Glass Class - What Is a CASB?
Hi and welcome to Glass Class. Today we're going to be talking about what is a cloud access security broker, or a CASB. So, in a typical enterprise environment today, we have a couple of big changes that are happening, and they're moving data outside the firewall.
First, we have organizations adopting a series of both managed and unmanaged cloud-based applications. At the same time, we have users' devices moving outside of corporate control. So, we still have those managed devices, laptops, smartphones, what have you, that we've had for years in the past, and we have an increasing amount of BYOD. So, when we have a user, let's say on a BYOD device, connecting over a public network to a cloud-based application like Office 365 or Dropbox, there's a big security and compliance concern that the firewall cannot solve.

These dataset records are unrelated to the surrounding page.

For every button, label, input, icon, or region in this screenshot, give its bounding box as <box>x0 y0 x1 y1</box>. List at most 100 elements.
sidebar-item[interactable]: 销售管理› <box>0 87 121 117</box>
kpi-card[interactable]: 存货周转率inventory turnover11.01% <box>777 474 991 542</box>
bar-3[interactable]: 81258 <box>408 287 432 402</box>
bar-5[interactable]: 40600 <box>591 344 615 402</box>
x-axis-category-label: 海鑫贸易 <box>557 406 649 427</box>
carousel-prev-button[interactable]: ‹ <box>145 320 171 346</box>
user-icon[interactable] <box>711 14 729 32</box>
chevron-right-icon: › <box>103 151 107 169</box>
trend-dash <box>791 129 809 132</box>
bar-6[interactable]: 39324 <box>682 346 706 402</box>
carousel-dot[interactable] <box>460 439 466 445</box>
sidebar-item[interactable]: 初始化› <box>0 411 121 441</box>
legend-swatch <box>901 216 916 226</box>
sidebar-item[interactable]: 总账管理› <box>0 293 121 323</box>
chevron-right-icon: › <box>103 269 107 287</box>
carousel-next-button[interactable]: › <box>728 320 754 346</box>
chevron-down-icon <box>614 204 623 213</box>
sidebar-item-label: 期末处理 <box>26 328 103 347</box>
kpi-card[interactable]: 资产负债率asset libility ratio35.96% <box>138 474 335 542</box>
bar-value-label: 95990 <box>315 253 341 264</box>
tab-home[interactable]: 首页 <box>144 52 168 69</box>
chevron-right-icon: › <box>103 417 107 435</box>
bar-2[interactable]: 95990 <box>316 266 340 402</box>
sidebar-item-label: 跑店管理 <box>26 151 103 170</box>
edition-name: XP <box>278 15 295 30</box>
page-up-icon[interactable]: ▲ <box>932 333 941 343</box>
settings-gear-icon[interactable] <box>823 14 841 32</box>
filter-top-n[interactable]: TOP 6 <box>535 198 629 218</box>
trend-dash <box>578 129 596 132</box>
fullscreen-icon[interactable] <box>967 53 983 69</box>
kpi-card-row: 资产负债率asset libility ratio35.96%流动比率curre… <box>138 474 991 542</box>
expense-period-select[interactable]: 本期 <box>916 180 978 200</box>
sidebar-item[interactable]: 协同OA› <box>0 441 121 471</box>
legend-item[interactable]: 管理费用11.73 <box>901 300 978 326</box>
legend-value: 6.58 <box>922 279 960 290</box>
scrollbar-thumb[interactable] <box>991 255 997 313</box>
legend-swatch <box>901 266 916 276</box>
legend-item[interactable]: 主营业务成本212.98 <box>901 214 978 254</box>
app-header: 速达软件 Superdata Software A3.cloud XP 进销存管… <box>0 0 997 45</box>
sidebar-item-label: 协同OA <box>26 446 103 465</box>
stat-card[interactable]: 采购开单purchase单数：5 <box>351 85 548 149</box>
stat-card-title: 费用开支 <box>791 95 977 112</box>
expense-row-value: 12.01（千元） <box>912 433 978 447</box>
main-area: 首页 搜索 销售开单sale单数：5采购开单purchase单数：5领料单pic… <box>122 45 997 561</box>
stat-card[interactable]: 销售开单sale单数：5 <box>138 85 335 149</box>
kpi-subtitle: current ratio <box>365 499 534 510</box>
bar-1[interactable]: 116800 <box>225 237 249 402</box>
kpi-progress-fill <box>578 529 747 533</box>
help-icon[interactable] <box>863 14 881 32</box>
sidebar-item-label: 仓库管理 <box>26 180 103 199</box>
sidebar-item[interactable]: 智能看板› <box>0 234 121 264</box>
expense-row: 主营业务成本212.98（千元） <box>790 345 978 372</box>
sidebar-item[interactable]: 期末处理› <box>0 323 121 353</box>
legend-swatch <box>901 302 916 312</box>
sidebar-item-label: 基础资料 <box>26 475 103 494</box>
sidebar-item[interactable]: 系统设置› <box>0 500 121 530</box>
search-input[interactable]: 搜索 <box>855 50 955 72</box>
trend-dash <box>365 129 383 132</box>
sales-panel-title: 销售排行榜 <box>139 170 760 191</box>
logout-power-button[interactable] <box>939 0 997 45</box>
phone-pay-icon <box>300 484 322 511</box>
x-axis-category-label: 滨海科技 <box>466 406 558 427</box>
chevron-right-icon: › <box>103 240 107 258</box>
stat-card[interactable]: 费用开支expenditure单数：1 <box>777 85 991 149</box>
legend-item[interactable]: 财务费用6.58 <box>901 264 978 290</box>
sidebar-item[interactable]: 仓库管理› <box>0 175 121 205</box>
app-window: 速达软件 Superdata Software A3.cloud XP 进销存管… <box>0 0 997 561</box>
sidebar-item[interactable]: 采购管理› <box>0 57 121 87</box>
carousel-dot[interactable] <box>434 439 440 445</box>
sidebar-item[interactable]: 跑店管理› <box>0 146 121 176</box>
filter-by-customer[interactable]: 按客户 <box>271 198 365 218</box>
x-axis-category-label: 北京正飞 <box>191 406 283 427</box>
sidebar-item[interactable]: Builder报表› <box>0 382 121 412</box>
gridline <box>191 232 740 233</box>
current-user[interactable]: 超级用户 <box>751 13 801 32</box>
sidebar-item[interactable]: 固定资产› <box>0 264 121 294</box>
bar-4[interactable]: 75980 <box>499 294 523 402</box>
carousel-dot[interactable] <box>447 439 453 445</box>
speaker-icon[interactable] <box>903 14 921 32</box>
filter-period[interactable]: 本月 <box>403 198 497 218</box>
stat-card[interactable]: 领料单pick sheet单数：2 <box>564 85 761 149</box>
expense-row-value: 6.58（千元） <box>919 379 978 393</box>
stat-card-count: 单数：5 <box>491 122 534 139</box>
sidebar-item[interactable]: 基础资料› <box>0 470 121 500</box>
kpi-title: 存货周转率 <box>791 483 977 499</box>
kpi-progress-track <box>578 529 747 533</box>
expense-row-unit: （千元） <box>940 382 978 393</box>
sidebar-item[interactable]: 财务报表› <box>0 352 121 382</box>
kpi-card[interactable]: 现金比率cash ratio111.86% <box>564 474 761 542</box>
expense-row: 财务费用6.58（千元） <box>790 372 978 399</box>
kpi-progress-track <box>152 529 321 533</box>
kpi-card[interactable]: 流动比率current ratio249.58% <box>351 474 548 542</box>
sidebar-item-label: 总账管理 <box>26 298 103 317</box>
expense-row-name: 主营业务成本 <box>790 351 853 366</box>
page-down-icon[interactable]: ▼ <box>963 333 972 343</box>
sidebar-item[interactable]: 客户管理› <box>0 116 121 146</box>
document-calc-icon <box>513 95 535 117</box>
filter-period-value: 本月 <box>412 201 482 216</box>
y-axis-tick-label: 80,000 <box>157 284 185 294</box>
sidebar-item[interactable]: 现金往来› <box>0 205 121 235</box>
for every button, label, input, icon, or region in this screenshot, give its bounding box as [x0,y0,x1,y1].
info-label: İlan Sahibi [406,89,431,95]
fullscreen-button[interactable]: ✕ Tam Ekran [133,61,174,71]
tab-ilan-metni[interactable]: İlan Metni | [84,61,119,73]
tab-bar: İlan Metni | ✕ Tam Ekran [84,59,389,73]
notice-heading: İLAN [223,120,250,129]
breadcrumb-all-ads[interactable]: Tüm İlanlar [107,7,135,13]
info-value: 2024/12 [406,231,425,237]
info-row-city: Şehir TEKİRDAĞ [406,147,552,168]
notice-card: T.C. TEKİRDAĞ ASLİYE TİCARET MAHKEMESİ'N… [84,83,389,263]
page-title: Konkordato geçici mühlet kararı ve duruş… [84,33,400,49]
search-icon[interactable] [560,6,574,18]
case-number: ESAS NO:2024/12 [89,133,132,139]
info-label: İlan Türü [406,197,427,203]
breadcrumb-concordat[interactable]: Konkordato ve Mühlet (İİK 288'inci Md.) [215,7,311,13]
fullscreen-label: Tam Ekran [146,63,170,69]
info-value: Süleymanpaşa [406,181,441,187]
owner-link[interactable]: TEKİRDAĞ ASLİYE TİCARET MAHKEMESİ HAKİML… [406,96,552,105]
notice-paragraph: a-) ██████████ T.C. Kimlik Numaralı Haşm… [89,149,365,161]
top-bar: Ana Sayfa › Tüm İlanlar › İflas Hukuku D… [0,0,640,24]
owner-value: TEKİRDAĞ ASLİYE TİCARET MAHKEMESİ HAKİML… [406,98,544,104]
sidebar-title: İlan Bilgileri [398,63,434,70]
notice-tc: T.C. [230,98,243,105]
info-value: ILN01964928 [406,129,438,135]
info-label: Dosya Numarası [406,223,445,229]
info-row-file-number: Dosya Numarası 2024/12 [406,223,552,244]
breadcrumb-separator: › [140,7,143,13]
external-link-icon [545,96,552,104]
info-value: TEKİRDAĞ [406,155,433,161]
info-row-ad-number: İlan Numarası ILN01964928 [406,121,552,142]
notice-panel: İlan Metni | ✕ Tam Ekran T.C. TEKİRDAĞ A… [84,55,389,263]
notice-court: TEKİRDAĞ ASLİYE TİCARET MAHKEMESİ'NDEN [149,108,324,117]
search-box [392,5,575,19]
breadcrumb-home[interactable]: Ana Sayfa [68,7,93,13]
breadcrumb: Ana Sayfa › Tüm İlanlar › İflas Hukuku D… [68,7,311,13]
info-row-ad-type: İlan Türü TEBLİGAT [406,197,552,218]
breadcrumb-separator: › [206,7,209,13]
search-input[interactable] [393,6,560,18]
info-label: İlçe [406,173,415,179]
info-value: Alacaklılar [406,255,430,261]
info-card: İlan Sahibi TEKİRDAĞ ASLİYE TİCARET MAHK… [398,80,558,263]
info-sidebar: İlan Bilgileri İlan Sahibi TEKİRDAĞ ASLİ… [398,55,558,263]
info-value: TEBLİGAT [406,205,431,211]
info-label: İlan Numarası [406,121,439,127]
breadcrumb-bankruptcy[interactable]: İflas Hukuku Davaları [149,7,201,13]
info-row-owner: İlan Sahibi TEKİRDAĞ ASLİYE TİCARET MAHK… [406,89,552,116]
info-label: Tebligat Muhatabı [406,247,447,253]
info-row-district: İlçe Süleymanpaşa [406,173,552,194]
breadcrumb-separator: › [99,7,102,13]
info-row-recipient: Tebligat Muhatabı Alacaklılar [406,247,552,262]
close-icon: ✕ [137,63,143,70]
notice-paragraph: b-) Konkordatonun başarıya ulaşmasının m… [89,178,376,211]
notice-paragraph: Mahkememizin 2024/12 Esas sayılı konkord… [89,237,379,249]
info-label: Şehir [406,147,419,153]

So the way that a CASB works is it integrates with backend applications to sit between the user and whatever device they're connecting into, and the app itself. And it does that through a series of proxies and APIs. Proxies provide that connection between the user and the application itself and are able to protect data in real time. APIs integrate with the applications on the backend to scan and control data at rest. Once we have this infrastructure in place, there are a couple main functions around data and threat protection that a CASB can provide.
The first piece is data protection. This is inclusive of things like access control, so controlling managed versus unmanaged device access, location control, et cetera, data leakage prevention, encryption, and the like.
Threat protection – so threat helps solve and mitigate problems related to malware, credential compromise, a whole broad range of different types of threats that may be targeting enterprise applications in the cloud.
Identity – so, identity is really the cornerstone of the foundation of any strong security story, especially when you move to the cloud, where you have things not only integrating with identity on premises, but single sign-on, step-up multi-factor auth, et cetera.
The last piece is visibility. Visibility provides everything from very detailed, granular logging around how the users are using these applications in the cloud, to, more importantly, user behavior analytics and other types of insights into what's actually going on that may be security relevant in your enterprise.
So, you combine this architecture that intermediates connections between the user and the backend cloud application in a comprehensive set of security functions, and that is a cloud access security broker. Thanks for joining Glass Class.